You don’t have to be a low handicapper but if you are serious about improving, a biomechanist can help identify if there is a physical reason holding you back. We might be able to refer them to a physio or strength and conditioning coach to fast-track improvement. It could be a micro movement that is throwing out the whole chain.

Building a team is crucial nowadays with good players. A big part of my role is helping to form the team. They are all amazing at what they do, I’m just part of that puzzle.

I’m a big fan of throwing pupils into the deep end - hitting balls on the range is great but that’s not playing golf. Routines, shot selection, course management, awkward lies – there are plenty of ways to lower scores other than a nice swing so I'm a big fan of playing lessons, too.

Wentworth’s par-three course is amazing for teaching. Some people have a mindset it is for beginners, and I had one pupil years ago who was adamant they didn’t want to play it. When we got there, Nick Faldo was practising on it and that was the end of the protest.

Sometimes in the evenings we will hold a seminar with our seven coaches. We’ll pick a subject, such as putting pace control, or a certain golfer’s swing, and we’ll share our ideas on coaching.

When the BMW PGA Championship is on in May, the driving range is reserved for the tournament pros so teaching is shut down for the week. I’ve been lucky enough to have had players in the tournament for about the last 10 years, so that week is more about looking out for them.  

David Dixon is one of my most promising players at the moment. I started teaching him on the Challenge Tour seven or eight years ago. Within six months he was back on the European Tour and within nine months he won at St Omer in France. I haven’t actively pursued coaching established Tour players for the last couple of years, but I’m keen to get back into that now.

I can’t see myself travelling to all the events, though. A busy tournament practice ground on a Tuesday or Wednesday isn’t the ideal place to be working on your game. It is better to prepare properly back here, and then go and scrap it out. Don’t worry if it is perfect or not.

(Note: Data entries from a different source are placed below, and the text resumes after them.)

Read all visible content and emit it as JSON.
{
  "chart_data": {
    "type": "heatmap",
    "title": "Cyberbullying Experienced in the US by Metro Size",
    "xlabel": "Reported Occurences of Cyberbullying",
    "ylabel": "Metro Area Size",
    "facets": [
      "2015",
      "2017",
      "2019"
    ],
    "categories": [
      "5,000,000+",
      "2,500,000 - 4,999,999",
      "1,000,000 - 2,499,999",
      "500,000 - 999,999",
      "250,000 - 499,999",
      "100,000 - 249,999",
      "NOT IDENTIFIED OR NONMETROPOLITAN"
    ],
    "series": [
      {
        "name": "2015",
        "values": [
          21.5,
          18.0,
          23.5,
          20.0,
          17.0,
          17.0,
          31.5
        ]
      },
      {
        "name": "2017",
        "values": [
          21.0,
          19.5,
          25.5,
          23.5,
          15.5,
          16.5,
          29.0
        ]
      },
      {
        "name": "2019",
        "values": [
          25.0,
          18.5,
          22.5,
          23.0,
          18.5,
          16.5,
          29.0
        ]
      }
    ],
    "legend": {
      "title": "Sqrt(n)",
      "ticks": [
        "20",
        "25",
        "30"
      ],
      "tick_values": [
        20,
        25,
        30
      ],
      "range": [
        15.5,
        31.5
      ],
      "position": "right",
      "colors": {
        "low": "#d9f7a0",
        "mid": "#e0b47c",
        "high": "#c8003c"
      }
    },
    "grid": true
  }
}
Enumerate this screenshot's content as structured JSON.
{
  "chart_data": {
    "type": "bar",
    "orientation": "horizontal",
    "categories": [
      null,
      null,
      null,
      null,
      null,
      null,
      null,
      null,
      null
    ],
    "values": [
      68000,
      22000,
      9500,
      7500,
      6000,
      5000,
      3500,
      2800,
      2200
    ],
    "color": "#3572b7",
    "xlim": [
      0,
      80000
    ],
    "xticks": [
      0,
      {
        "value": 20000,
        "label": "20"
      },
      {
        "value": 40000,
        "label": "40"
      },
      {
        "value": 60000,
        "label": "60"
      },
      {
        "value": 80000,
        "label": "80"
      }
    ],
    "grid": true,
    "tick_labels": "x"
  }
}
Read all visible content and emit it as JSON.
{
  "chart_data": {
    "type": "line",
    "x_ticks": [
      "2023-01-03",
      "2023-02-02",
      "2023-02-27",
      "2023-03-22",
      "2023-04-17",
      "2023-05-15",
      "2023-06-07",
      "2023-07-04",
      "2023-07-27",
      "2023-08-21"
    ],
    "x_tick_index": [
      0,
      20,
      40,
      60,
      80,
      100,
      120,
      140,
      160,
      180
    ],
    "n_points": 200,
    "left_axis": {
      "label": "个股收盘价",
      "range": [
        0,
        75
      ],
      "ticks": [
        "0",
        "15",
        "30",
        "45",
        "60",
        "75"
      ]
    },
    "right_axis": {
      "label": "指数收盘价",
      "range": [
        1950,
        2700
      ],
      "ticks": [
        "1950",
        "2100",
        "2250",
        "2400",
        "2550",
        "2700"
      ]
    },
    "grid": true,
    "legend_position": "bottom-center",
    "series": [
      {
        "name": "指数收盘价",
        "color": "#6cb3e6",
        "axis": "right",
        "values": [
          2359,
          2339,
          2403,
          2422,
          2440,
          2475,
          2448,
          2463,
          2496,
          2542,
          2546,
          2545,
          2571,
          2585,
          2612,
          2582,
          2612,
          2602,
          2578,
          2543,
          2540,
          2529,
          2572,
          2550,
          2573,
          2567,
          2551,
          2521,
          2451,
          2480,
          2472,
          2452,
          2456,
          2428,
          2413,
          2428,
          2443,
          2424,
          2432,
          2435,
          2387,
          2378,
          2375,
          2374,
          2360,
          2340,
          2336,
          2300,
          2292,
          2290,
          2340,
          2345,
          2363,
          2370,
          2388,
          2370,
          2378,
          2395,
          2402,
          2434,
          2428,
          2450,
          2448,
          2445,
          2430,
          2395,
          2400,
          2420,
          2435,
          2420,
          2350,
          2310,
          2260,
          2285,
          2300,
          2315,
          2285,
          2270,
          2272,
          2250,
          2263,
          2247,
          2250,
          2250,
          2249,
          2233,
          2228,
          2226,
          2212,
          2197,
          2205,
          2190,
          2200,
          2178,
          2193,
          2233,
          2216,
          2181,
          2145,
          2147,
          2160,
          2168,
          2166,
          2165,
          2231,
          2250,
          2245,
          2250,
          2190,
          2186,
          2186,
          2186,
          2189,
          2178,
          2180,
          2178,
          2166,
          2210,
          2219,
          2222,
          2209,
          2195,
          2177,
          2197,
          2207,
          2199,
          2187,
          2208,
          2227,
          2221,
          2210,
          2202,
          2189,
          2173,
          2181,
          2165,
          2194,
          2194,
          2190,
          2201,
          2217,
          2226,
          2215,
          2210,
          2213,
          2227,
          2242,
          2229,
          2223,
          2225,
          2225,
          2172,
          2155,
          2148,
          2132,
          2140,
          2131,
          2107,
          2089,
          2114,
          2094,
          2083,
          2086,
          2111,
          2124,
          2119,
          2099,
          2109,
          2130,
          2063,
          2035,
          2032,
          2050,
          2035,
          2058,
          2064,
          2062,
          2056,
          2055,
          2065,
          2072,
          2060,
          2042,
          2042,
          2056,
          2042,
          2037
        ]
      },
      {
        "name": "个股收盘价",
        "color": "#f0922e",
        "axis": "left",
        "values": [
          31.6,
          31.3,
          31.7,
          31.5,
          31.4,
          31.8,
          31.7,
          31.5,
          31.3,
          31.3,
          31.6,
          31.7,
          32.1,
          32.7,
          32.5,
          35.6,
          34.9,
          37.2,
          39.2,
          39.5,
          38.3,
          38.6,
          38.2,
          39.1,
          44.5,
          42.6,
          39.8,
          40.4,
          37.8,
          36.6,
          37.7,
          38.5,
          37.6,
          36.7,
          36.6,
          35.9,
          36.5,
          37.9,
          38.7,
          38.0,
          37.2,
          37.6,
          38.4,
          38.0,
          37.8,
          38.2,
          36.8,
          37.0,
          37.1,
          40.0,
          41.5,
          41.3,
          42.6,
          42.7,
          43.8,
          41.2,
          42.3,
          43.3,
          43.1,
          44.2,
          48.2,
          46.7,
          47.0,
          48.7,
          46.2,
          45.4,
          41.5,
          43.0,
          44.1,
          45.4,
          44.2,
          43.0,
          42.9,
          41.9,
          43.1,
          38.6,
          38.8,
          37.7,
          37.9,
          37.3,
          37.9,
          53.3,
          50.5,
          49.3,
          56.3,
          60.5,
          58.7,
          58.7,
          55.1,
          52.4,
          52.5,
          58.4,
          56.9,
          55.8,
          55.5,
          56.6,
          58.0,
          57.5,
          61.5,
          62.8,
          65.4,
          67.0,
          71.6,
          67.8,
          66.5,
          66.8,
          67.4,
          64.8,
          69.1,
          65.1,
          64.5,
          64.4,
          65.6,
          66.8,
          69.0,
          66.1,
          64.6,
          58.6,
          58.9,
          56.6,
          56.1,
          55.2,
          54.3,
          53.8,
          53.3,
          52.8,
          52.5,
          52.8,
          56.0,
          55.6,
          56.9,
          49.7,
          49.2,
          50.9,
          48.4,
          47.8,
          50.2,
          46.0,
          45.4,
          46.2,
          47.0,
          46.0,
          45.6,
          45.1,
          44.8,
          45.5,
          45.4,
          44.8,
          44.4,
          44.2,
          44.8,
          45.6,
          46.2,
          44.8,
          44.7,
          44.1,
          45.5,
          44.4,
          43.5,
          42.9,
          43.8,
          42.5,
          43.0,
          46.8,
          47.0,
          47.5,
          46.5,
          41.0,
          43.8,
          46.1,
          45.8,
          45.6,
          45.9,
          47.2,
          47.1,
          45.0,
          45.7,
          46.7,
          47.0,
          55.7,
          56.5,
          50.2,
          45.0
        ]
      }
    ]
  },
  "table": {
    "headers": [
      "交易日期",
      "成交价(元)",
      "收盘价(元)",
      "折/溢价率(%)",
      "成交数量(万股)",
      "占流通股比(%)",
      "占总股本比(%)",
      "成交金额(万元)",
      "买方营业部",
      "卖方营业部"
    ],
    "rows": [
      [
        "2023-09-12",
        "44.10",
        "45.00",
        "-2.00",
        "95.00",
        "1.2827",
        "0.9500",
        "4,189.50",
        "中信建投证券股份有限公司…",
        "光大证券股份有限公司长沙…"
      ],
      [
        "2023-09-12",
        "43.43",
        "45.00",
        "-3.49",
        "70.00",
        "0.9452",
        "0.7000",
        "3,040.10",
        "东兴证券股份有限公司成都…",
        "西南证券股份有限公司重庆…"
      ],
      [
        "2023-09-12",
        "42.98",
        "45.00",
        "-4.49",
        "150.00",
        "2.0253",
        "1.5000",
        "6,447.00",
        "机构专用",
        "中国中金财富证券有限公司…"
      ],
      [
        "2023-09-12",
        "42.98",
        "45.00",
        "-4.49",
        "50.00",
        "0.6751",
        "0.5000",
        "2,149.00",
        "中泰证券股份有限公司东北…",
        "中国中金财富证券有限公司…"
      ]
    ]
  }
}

Wentworth is a great place to work, with all its history. With the European Tour based here, too, it’s like being at the epicentre of golf. But the best part is the members. The vast majority of them are very successful but they are such great people and so interesting. Spending a few hours with them is more of a pleasure than job.

Wentworth is visually at its best in the autumn, with an amazing array of trees and colours. The World Matchplay used to be a special time, with blue skies, frosty ground, and the pros teeing off at 0730am. That was superb.

My final piece of advice for golfers? Don’t guess. People try to improve by throwing darts in the dark. Get some proper factual advice for a decent diagnosis. You will save yourself a whole world of pain.